Segundo, competitividad industrial. Porque reducir emisiones sin exigir cambios masivos de infraestructura o flota protege capacidad productiva y evita costes de transición.
Tercero, autonomía estratégica. Porque producir en España, en nuestros activos industriales, con innovación y empleo ‘Made in Spain’, reduce dependencia y refuerza resiliencia.
Y hay un cuarto elemento que, aunque no siempre se menciona, es igual de relevante. Con cohesión territorial. La transición energética puede ser una palanca real de desarrollo si conecta industria, entorno rural, empleo y nuevas cadenas de valor.
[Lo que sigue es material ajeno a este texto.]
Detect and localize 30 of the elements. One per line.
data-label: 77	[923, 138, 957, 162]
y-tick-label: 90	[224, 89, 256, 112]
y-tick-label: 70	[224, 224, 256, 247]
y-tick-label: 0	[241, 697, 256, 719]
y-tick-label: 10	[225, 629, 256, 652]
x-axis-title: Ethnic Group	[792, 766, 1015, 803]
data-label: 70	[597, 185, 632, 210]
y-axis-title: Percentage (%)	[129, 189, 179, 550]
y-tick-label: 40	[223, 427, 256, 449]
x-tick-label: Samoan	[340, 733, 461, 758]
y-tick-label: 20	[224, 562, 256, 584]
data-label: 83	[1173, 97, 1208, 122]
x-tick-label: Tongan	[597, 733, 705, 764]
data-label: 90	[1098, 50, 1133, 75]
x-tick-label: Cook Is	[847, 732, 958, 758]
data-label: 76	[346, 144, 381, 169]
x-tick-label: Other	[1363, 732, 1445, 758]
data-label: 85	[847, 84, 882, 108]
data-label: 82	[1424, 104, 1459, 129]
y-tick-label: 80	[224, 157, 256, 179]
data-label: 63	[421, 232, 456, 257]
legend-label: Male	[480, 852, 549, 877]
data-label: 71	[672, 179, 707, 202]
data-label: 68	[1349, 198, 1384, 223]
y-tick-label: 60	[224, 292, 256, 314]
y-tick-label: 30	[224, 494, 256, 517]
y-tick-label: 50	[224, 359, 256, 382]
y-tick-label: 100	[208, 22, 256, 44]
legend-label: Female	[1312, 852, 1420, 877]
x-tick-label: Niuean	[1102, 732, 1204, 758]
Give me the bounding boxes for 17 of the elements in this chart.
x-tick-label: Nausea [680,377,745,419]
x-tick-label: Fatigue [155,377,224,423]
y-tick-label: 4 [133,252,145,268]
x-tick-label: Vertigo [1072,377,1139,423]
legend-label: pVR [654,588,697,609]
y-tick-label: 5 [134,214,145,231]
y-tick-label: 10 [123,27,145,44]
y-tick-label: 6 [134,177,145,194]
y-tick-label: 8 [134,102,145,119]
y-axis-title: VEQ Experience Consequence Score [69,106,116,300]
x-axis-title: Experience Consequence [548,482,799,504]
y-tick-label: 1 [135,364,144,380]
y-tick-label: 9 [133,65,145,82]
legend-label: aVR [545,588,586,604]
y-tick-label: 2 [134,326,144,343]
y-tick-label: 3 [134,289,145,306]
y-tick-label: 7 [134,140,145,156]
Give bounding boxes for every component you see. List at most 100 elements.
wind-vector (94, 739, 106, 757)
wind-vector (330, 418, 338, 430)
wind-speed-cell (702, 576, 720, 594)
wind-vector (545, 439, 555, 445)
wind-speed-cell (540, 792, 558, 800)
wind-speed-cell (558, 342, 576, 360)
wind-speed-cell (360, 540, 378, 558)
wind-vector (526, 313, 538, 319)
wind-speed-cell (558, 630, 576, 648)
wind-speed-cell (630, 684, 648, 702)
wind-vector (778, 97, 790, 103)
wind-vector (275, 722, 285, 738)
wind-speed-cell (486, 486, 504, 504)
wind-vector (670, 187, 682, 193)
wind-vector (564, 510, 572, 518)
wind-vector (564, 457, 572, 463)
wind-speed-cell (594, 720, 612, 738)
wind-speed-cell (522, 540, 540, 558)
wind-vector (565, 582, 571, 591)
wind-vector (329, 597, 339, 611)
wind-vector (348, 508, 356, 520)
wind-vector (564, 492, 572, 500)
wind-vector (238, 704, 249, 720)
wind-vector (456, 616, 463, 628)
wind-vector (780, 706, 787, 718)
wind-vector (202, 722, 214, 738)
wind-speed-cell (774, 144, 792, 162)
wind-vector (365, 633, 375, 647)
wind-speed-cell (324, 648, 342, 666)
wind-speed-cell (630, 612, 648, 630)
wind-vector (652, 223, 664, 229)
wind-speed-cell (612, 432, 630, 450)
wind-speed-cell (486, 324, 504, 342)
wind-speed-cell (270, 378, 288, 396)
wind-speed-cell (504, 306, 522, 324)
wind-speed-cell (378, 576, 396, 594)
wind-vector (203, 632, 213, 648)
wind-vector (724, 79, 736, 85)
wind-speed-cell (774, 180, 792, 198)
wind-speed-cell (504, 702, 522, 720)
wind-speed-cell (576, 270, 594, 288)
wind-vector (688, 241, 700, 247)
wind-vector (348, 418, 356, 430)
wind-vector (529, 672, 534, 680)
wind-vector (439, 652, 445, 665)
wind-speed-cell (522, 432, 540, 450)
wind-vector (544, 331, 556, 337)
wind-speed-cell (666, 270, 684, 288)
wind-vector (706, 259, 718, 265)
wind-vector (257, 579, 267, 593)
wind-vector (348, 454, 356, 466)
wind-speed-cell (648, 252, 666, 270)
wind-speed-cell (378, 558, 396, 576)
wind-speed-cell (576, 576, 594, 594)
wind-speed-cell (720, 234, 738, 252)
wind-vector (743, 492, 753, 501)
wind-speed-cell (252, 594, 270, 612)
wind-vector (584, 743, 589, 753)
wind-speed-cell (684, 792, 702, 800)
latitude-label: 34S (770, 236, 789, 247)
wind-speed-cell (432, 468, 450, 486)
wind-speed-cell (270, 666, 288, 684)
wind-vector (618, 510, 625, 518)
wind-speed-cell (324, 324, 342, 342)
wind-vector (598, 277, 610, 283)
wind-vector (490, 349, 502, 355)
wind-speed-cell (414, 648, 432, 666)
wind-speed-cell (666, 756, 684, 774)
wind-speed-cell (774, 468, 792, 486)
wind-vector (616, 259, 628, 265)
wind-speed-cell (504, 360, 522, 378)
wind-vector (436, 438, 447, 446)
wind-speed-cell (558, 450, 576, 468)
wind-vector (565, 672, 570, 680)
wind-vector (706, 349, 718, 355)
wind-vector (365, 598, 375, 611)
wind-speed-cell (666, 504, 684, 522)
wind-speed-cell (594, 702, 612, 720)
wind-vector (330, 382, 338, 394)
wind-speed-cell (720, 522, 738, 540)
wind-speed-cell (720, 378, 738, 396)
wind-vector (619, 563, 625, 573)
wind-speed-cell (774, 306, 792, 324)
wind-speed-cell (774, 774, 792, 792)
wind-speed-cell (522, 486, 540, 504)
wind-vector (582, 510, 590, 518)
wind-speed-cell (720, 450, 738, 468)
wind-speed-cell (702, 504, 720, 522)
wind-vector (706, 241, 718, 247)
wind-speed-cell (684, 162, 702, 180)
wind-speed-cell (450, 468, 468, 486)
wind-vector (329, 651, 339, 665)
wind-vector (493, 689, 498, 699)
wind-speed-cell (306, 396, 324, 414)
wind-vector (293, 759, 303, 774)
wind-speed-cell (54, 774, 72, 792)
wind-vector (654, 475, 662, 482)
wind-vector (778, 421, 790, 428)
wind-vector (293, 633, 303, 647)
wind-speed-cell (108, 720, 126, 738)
En combustibles renovables, parte de esa materia prima y de esa actividad puede activar oportunidades en el territorio, en logística, en recogida, en pretratamiento y en servicios industriales asociados.
En definitiva, una realidad industrial que empieza en una decisión de compañía pasa por materia prima, innovación, inversión y transformación industrial, y termina en la capilaridad que permite que un cliente final pueda repostar con normalidad.
Cuando esa cadena de valor se construye en España, con industria y tecnología propias, ganamos todos. Porque el futuro no se improvisa. Se diseña, se prueba y se construye. Y se construye, sobre todo, con industria.